Joe's political and philosophical views are central to the core theme of Sputnik Caledonia, which is revealed once the novel hits its stride: the contrast between rigid determinism and the multiplicity of possibilities and meanings opened up by modern quantum physics. Joe Coyle stands for a form of crude, no-nonsense materialism; an impassioned adherent of orthodox Marxism, he holds that the historical dialectic means that the world inevitably progresses along a predetermined course and things can only be as they are. Furthermore, human beings are merely products of their material environment, little different from animals or cogs in a vast machine. While Coyle is a good-natured humanist himself, Crumey suggests that such a point of view, which disallows free will and the intangible 'human factor', can be used to justify the inhuman dystopia portrayed later in the novel. Indeed, one of the researchers at the Installation echoes Joe's convictions in colder, harsher terms:
I know you all have your personalities and your hobbies, but let's face it, you're all the same. All the art, all the wars, all the civilizations and their discontents, they're all about a bag of flesh that gets pumped full of blood. (p. 371)

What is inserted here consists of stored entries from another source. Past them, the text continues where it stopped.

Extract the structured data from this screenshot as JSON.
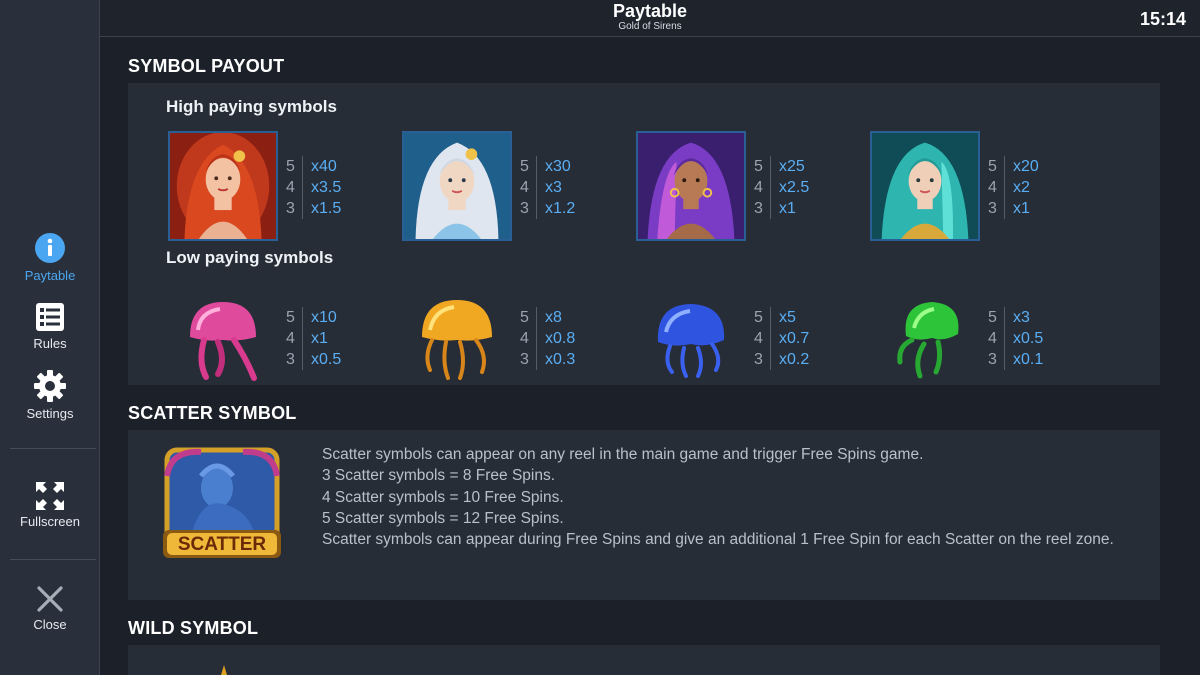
{
  "header": {
    "title": "Paytable",
    "subtitle": "Gold of Sirens",
    "time": "15:14"
  },
  "sidebar": {
    "items": [
      {
        "label": "Paytable",
        "icon": "info-icon",
        "active": true
      },
      {
        "label": "Rules",
        "icon": "list-icon"
      },
      {
        "label": "Settings",
        "icon": "gear-icon"
      },
      {
        "label": "Fullscreen",
        "icon": "fullscreen-icon"
      },
      {
        "label": "Close",
        "icon": "close-icon"
      }
    ]
  },
  "symbol_payout": {
    "title": "SYMBOL PAYOUT",
    "high_title": "High paying symbols",
    "low_title": "Low paying symbols",
    "high": [
      {
        "name": "red-siren",
        "pays": [
          [
            "5",
            "x40"
          ],
          [
            "4",
            "x3.5"
          ],
          [
            "3",
            "x1.5"
          ]
        ]
      },
      {
        "name": "silver-siren",
        "pays": [
          [
            "5",
            "x30"
          ],
          [
            "4",
            "x3"
          ],
          [
            "3",
            "x1.2"
          ]
        ]
      },
      {
        "name": "purple-siren",
        "pays": [
          [
            "5",
            "x25"
          ],
          [
            "4",
            "x2.5"
          ],
          [
            "3",
            "x1"
          ]
        ]
      },
      {
        "name": "teal-siren",
        "pays": [
          [
            "5",
            "x20"
          ],
          [
            "4",
            "x2"
          ],
          [
            "3",
            "x1"
          ]
        ]
      }
    ],
    "low": [
      {
        "name": "pink-jellyfish",
        "pays": [
          [
            "5",
            "x10"
          ],
          [
            "4",
            "x1"
          ],
          [
            "3",
            "x0.5"
          ]
        ]
      },
      {
        "name": "yellow-jellyfish",
        "pays": [
          [
            "5",
            "x8"
          ],
          [
            "4",
            "x0.8"
          ],
          [
            "3",
            "x0.3"
          ]
        ]
      },
      {
        "name": "blue-jellyfish",
        "pays": [
          [
            "5",
            "x5"
          ],
          [
            "4",
            "x0.7"
          ],
          [
            "3",
            "x0.2"
          ]
        ]
      },
      {
        "name": "green-jellyfish",
        "pays": [
          [
            "5",
            "x3"
          ],
          [
            "4",
            "x0.5"
          ],
          [
            "3",
            "x0.1"
          ]
        ]
      }
    ]
  },
  "scatter": {
    "title": "SCATTER SYMBOL",
    "badge": "SCATTER",
    "lines": [
      "Scatter symbols can appear on any reel in the main game and trigger Free Spins game.",
      "3 Scatter symbols = 8 Free Spins.",
      "4 Scatter symbols = 10 Free Spins.",
      "5 Scatter symbols = 12 Free Spins.",
      "Scatter symbols can appear during Free Spins and give an additional 1 Free Spin for each Scatter on the reel zone."
    ]
  },
  "wild": {
    "title": "WILD SYMBOL"
  },
  "colors": {
    "accent": "#4aa6f0",
    "payout": "#5aaef3",
    "panel": "#272d37",
    "background": "#1c2129"
  }
}
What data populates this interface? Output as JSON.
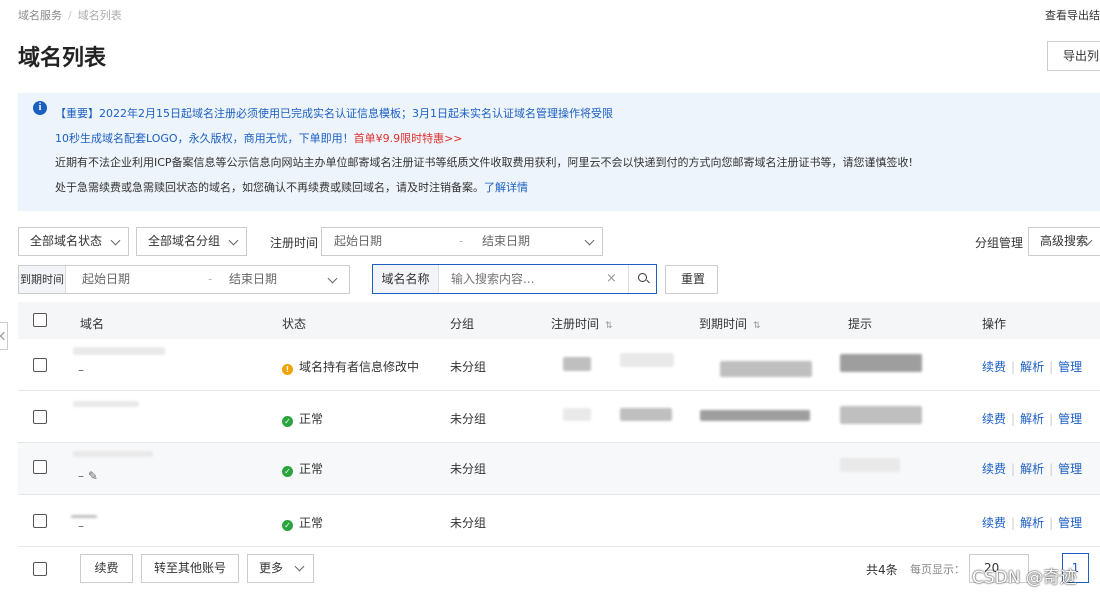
{
  "breadcrumb": {
    "root": "域名服务",
    "sep": "/",
    "current": "域名列表"
  },
  "top_link": "查看导出结",
  "page_title": "域名列表",
  "export_button": "导出列",
  "notice": {
    "line1": "【重要】2022年2月15日起域名注册必须使用已完成实名认证信息模板；3月1日起未实名认证域名管理操作将受限",
    "line2_main": "10秒生成域名配套LOGO，永久版权，商用无忧，下单即用！",
    "line2_hot": "首单¥9.9限时特惠>>",
    "line3": "近期有不法企业利用ICP备案信息等公示信息向网站主办单位邮寄域名注册证书等纸质文件收取费用获利，阿里云不会以快递到付的方式向您邮寄域名注册证书等，请您谨慎签收!",
    "line4_main": "处于急需续费或急需赎回状态的域名，如您确认不再续费或赎回域名，请及时注销备案。",
    "line4_link": "了解详情"
  },
  "filters": {
    "status_select": "全部域名状态",
    "group_select": "全部域名分组",
    "reg_time_label": "注册时间",
    "reg_start": "起始日期",
    "reg_end": "结束日期",
    "group_manage": "分组管理",
    "advanced_search": "高级搜索",
    "exp_time_label": "到期时间",
    "exp_start": "起始日期",
    "exp_end": "结束日期",
    "date_dash": "-",
    "search_tag": "域名名称",
    "search_placeholder": "输入搜索内容...",
    "reset": "重置"
  },
  "table": {
    "headers": {
      "domain": "域名",
      "status": "状态",
      "group": "分组",
      "reg_time": "注册时间",
      "exp_time": "到期时间",
      "hint": "提示",
      "ops": "操作"
    },
    "sort_glyph": "⇅",
    "rows": [
      {
        "domain_suffix": "–",
        "status": "域名持有者信息修改中",
        "status_type": "warning",
        "group": "未分组"
      },
      {
        "domain_suffix": "",
        "status": "正常",
        "status_type": "ok",
        "group": "未分组"
      },
      {
        "domain_suffix": "– ✎",
        "status": "正常",
        "status_type": "ok",
        "group": "未分组"
      },
      {
        "domain_suffix": "–",
        "status": "正常",
        "status_type": "ok",
        "group": "未分组"
      }
    ],
    "ops": {
      "renew": "续费",
      "resolve": "解析",
      "manage": "管理"
    }
  },
  "footer": {
    "renew": "续费",
    "transfer": "转至其他账号",
    "more": "更多",
    "total": "共4条",
    "per_page_label": "每页显示：",
    "per_page": "20",
    "page": "1"
  },
  "watermark": "CSDN @奇迹",
  "colors": {
    "link": "#1b5fc1",
    "hot": "#e0302d",
    "warning": "#f1a300",
    "ok": "#2aa43f",
    "notice_bg": "#eef4fb"
  }
}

Robbie/Robert Coyle remains instinctively unconvinced by these arguments, which seem to him to provide no basis for human dignity and self-sacrifice, and the parallel worlds which the story posits seem to bear him out. Crumey deals with these issues with some sensitivity, but it must be said that Joe Coyle is, in some ways, a straw man; his politics have been discredited for almost forty years, his scientific philosophy for almost a century. This inevitably means that some of the book's satirical targets are rather easy game, and that it lacks much intellectual bite. SF readers will also find little that is fresh in Crumey's handling of alternative universes. Readers more accustomed to mainstream literature may be more tolerant, but even the literary establishment (Rushdie and McEwan spring to mind) have been happily plundering quantum physics for inspiration for at least two decades, often to more telling effect. Nonetheless, Sputnik Caledonia's greatest strength lies in the rich and contrasting portraits of the two universes it envisions, and once it gets properly underway it provides a thought-provoking twist on its familiar theme.
Michael Froggatt is Teaching Associate in European History at the University of Edinburgh.